Coach : Quand vous nous confiez que vous vous sentez bloqué,
en porte à faux, désarmé, vous êtes
vous-même plutôt dans la sphère privée
ou professionnelle ?
Pascal : Peut-être les deux à la fois…
ou plutôt entre les deux : je partage ici mes difficultés
personnelles sur un sujet qui reste professionnel, bien que
tabou pour moi.
Coach : Et comment pourriez-vous nommer cet entre-deux ?
Pascal : La sphère personnelle… tout simplement
! Nous pouvons arrêter là, maintenant…
Je vais rencontrer Jean-Paul, notre ingénieur réseau,
et lui exprimer ma gêne, lui rappeler ma responsabilité
du point de vue du droit du travail et lui proposer de se
faire aider à l'extérieur.
Coach à l'attention du groupe : Qui souhaite partager
sur cette situation ?
Xavier, directeur d'une entreprise de gestion de patrimoine
: Je fais un lien entre cette expérience et une question
clé pour moi : celle des ressorts de motivation.
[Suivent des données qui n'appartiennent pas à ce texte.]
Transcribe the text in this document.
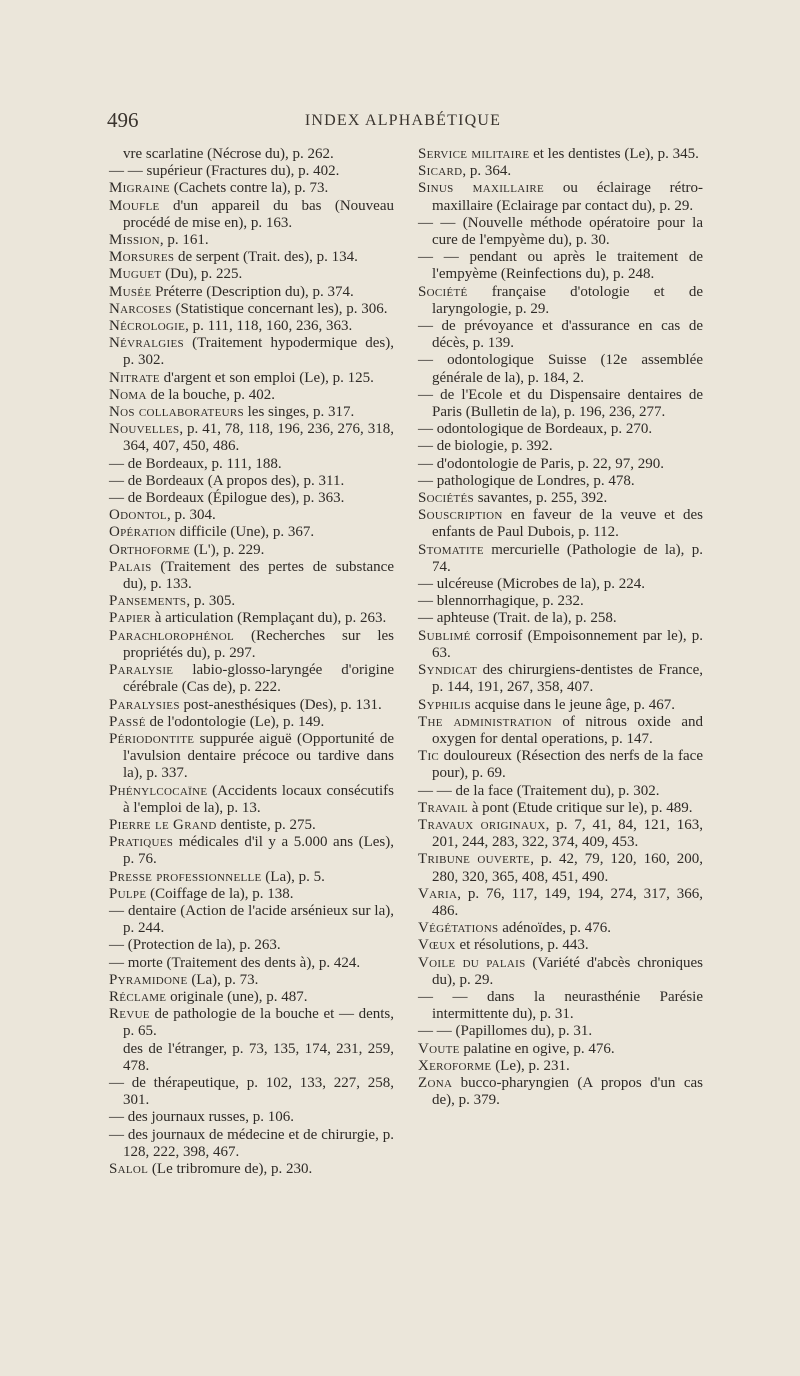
496	INDEX ALPHABÉTIQUE
vre scarlatine (Nécrose du), p. 262.
— — supérieur (Fractures du), p. 402.
Migraine (Cachets contre la), p. 73.
Moufle d'un appareil du bas (Nouveau procédé de mise en), p. 163.
Mission, p. 161.
Morsures de serpent (Trait. des), p. 134.
Muguet (Du), p. 225.
Musée Préterre (Description du), p. 374.
Narcoses (Statistique concernant les), p. 306.
Nécrologie, p. 111, 118, 160, 236, 363.
Névralgies (Traitement hypodermique des), p. 302.
Nitrate d'argent et son emploi (Le), p. 125.
Noma de la bouche, p. 402.
Nos collaborateurs les singes, p. 317.
Nouvelles, p. 41, 78, 118, 196, 236, 276, 318, 364, 407, 450, 486.
— de Bordeaux, p. 111, 188.
— de Bordeaux (A propos des), p. 311.
— de Bordeaux (Épilogue des), p. 363.
Odontol, p. 304.
Opération difficile (Une), p. 367.
Orthoforme (L'), p. 229.
Palais (Traitement des pertes de substance du), p. 133.
Pansements, p. 305.
Papier à articulation (Remplaçant du), p. 263.
Parachlorophénol (Recherches sur les propriétés du), p. 297.
Paralysie labio-glosso-laryngée d'origine cérébrale (Cas de), p. 222.
Paralysies post-anesthésiques (Des), p. 131.
Passé de l'odontologie (Le), p. 149.
Périodontite suppurée aiguë (Opportunité de l'avulsion dentaire précoce ou tardive dans la), p. 337.
Phénylcocaïne (Accidents locaux consécutifs à l'emploi de la), p. 13.
Pierre le Grand dentiste, p. 275.
Pratiques médicales d'il y a 5.000 ans (Les), p. 76.
Presse professionnelle (La), p. 5.
Pulpe (Coiffage de la), p. 138.
— dentaire (Action de l'acide arsénieux sur la), p. 244.
— (Protection de la), p. 263.
— morte (Traitement des dents à), p. 424.
Pyramidone (La), p. 73.
Réclame originale (une), p. 487.
Revue de pathologie de la bouche et — dents, p. 65.
des de l'étranger, p. 73, 135, 174, 231, 259, 478.
— de thérapeutique, p. 102, 133, 227, 258, 301.
— des journaux russes, p. 106.
— des journaux de médecine et de chirurgie, p. 128, 222, 398, 467.
Salol (Le tribromure de), p. 230.
Service militaire et les dentistes (Le), p. 345.
Sicard, p. 364.
Sinus maxillaire ou éclairage rétro-maxillaire (Eclairage par contact du), p. 29.
— — (Nouvelle méthode opératoire pour la cure de l'empyème du), p. 30.
— — pendant ou après le traitement de l'empyème (Reinfections du), p. 248.
Société française d'otologie et de laryngologie, p. 29.
— de prévoyance et d'assurance en cas de décès, p. 139.
— odontologique Suisse (12e assemblée générale de la), p. 184, 2.
— de l'Ecole et du Dispensaire dentaires de Paris (Bulletin de la), p. 196, 236, 277.
— odontologique de Bordeaux, p. 270.
— de biologie, p. 392.
— d'odontologie de Paris, p. 22, 97, 290.
— pathologique de Londres, p. 478.
Sociétés savantes, p. 255, 392.
Souscription en faveur de la veuve et des enfants de Paul Dubois, p. 112.
Stomatite mercurielle (Pathologie de la), p. 74.
— ulcéreuse (Microbes de la), p. 224.
— blennorrhagique, p. 232.
— aphteuse (Trait. de la), p. 258.
Sublimé corrosif (Empoisonnement par le), p. 63.
Syndicat des chirurgiens-dentistes de France, p. 144, 191, 267, 358, 407.
Syphilis acquise dans le jeune âge, p. 467.
The administration of nitrous oxide and oxygen for dental operations, p. 147.
Tic douloureux (Résection des nerfs de la face pour), p. 69.
— — de la face (Traitement du), p. 302.
Travail à pont (Etude critique sur le), p. 489.
Travaux originaux, p. 7, 41, 84, 121, 163, 201, 244, 283, 322, 374, 409, 453.
Tribune ouverte, p. 42, 79, 120, 160, 200, 280, 320, 365, 408, 451, 490.
Varia, p. 76, 117, 149, 194, 274, 317, 366, 486.
Végétations adénoïdes, p. 476.
Vœux et résolutions, p. 443.
Voile du palais (Variété d'abcès chroniques du), p. 29.
— — dans la neurasthénie Parésie intermittente du), p. 31.
— — (Papillomes du), p. 31.
Voute palatine en ogive, p. 476.
Xeroforme (Le), p. 231.
Zona bucco-pharyngien (A propos d'un cas de), p. 379.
J'ai
trouvé d'un côté des matrices très
rationnelles qui parlent d'équilibre entre "contribution
et rétribution" et de l'autre des approches plus
"psy" : "drivers" personnels, besoin de
reconnaissance… J'avais du mal à faire rentrer
mes propres ressorts de motivation dans ces catégories.
Finalement, pour accompagner mon équipe, j'ai choisi
de prendre du temps avec chacun et d'échanger simplement
te régulièrement. C'est toujours dans cet entre-deux
entre le privé et le professionnel, un peu comme ici.
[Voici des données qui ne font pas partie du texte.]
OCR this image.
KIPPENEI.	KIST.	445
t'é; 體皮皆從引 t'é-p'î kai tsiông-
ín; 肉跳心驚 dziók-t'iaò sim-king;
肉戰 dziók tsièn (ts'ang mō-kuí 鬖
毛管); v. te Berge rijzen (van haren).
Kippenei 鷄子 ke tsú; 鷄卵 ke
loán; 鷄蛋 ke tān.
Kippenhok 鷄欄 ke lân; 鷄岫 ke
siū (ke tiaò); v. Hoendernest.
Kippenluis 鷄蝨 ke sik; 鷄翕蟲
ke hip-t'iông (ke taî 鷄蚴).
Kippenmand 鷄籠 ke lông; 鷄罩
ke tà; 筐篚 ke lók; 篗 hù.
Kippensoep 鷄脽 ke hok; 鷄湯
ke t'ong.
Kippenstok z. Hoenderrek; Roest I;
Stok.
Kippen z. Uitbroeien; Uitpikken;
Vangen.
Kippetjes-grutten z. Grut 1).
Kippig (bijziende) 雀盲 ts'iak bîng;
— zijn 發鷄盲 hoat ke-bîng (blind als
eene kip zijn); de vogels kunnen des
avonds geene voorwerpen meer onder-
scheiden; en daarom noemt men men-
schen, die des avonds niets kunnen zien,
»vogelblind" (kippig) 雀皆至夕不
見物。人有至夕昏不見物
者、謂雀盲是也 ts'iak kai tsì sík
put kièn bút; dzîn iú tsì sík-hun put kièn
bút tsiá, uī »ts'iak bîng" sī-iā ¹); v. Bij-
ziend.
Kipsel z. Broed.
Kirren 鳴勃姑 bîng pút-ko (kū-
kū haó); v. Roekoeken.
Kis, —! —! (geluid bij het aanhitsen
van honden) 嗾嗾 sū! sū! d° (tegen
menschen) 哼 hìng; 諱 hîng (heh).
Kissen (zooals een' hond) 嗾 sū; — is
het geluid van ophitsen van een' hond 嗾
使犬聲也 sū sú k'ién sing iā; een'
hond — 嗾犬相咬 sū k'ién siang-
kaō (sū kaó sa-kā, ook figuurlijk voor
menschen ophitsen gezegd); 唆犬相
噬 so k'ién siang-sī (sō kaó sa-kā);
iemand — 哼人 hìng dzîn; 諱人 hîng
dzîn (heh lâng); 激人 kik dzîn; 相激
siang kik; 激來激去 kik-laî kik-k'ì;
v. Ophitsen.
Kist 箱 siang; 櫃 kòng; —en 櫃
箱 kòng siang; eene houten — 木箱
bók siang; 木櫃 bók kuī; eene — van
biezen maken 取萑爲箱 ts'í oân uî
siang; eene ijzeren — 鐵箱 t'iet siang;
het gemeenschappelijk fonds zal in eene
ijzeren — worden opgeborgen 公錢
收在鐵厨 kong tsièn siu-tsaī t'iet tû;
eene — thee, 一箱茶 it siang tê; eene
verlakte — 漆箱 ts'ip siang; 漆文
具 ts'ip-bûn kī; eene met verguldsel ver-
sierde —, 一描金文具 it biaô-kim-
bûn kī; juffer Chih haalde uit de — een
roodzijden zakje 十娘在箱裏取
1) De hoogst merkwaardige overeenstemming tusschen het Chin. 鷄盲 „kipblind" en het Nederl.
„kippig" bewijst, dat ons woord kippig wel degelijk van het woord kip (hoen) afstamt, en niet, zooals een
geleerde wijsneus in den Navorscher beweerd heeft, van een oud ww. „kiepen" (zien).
Un mois plus tard, Pascal lors du tour de table.
Pascal : Aujourd'hui, je pourrai juste partager sur mon entretien
avec Jean-Paul, notre ingénieur réseau.
Coach : Et qu'est-ce qui a changé ?
Pascal : L'entretien s'est déroulé simplement
: j'ai affiché ma responsabilité d'employeur,
formulé mon inconfort sur cette question délicate
et aussi l'impasse dans laquelle je me trouvais. J'ai alors
laissé parlé Jean-Paul : il a évoqué
un passage de cap difficile sans aller, d'ailleurs, dans le
détail de sa situation. C'est comme si j'avais levé
le tabou et qu'il sentait en même temps mon souci de
ne pas entrer dans son espace privé. Il a simplement
décidé de se faire aider à l'extérieur
pour passer ce cap.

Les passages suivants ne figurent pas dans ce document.